Ketua Umum AJI Indonesia, Suwarjono (kanan) dan Sekretaris Jenderal AJI Indonesia, Arfi Bambani Amri (foto:Viva). |
Kabarnusa.com – Pemerintah didesak segera menetapkan upah sektoral pekerja media dengan memperhatikan karakteristik industri media yang tengah berkembang pesat di tengah tren konvergensi media.
Hal itu disampaikan Aliansi Jurnalis Independen (AJI) Indonesia dengan harapan perusahaan media meningkatkan kesejahteraan jurnalis.
“Kami juga meminta adanya standar kontrak kerja yang jelas terhadap kontributor, koresponden atau freelance, sehingga bisa memenuhi kebutuhan hidup mereka,” tegas Ketua Umum AJI Indonesia, Suwarjono, dalam keterangan tertulisnya, Kamis 30 April 2015.
Selain itu, AJI menyerukan perusahaan media agar mematuhi ketentuan pemerintah terkait iuran pensiun yang harus dibayar ke BPJS Ketenagakerjaan per 1 Juli 2015.
Perusahaan media menyertakan jurnalis dalam program jaminan sosial tanpa menurunkan fasilitas dasar yang telah diterima jurnalis di masing-masing perusahaan media.

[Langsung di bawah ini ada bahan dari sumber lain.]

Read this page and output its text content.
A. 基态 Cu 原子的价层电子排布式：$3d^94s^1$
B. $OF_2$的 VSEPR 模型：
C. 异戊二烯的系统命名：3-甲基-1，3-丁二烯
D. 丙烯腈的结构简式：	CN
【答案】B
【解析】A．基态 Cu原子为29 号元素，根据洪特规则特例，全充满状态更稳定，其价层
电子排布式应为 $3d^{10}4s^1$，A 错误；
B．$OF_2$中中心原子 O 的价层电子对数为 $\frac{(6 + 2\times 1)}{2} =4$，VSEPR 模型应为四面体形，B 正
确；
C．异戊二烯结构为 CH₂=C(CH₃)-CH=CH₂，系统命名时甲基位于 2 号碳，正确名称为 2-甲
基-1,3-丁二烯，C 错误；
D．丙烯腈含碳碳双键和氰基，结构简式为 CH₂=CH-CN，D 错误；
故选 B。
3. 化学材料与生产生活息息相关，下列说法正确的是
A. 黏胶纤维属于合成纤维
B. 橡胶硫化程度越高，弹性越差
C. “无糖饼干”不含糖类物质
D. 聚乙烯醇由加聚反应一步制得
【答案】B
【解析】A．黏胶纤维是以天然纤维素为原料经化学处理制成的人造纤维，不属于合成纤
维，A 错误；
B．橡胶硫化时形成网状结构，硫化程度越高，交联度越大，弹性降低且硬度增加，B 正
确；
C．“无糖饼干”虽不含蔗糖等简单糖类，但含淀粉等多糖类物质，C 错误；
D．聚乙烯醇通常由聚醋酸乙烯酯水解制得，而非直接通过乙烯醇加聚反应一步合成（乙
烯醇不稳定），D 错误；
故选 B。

Rilis berisi “Pernyataan Sikap” AJI itu, membuktikan AJI turut dalam barisan buruh di aksi serentak May Day 1 Mei 2015 di seluruh Indonesia.
“Perbaikan kesejahteraan pekerja termasuk jurnalis adalah bagian dari perjuangan AJI untuk menjaga kebebasan pers dan independensi ruang redaksi,” sambung Suwarjono diamini Sekretaris Jenderal AJI Indonesia, Arfi Bambani Amri.
Dia melanjutkan, jika dahulu ancaman kebebasan pers dilakukan oleh negara, kini AJI melihat ancaman terhadap kebebasan pers justru dari dalam industri media itu sendiri.
Posisi tawar jurnalis yang buruk karena tidak berserikat membuat pemilik media semena-mena dalam hal kesejahteraan jurnalis atau pekerja media secara umum.
Industri media yang berkembang pesat juga tak berbanding lurus dengan kesejahteraan jurnalis.
Belum lagi tren konvergensi media membuat beban kerja jurnalis dan pekerja media semakin bertambah, namun dalam hal kesejahteraan jalan di tempat.
“Jurnalis jadi gampang disetir pemilik media karena posisinya yang lemah,” jelas pria asal Yogyakarta itu.
Abainya perusahaan media terhadap peningkatan kesejahteraan pekerja, sambungnya lagi, mendorong AJI Indonesia bersama dengan Federasi Serikat Pekerja Media (FSPM) Independen beserta sejumlah serikat pekerja dari beberapa perusahaan media membentuk Forum Pekerja Media.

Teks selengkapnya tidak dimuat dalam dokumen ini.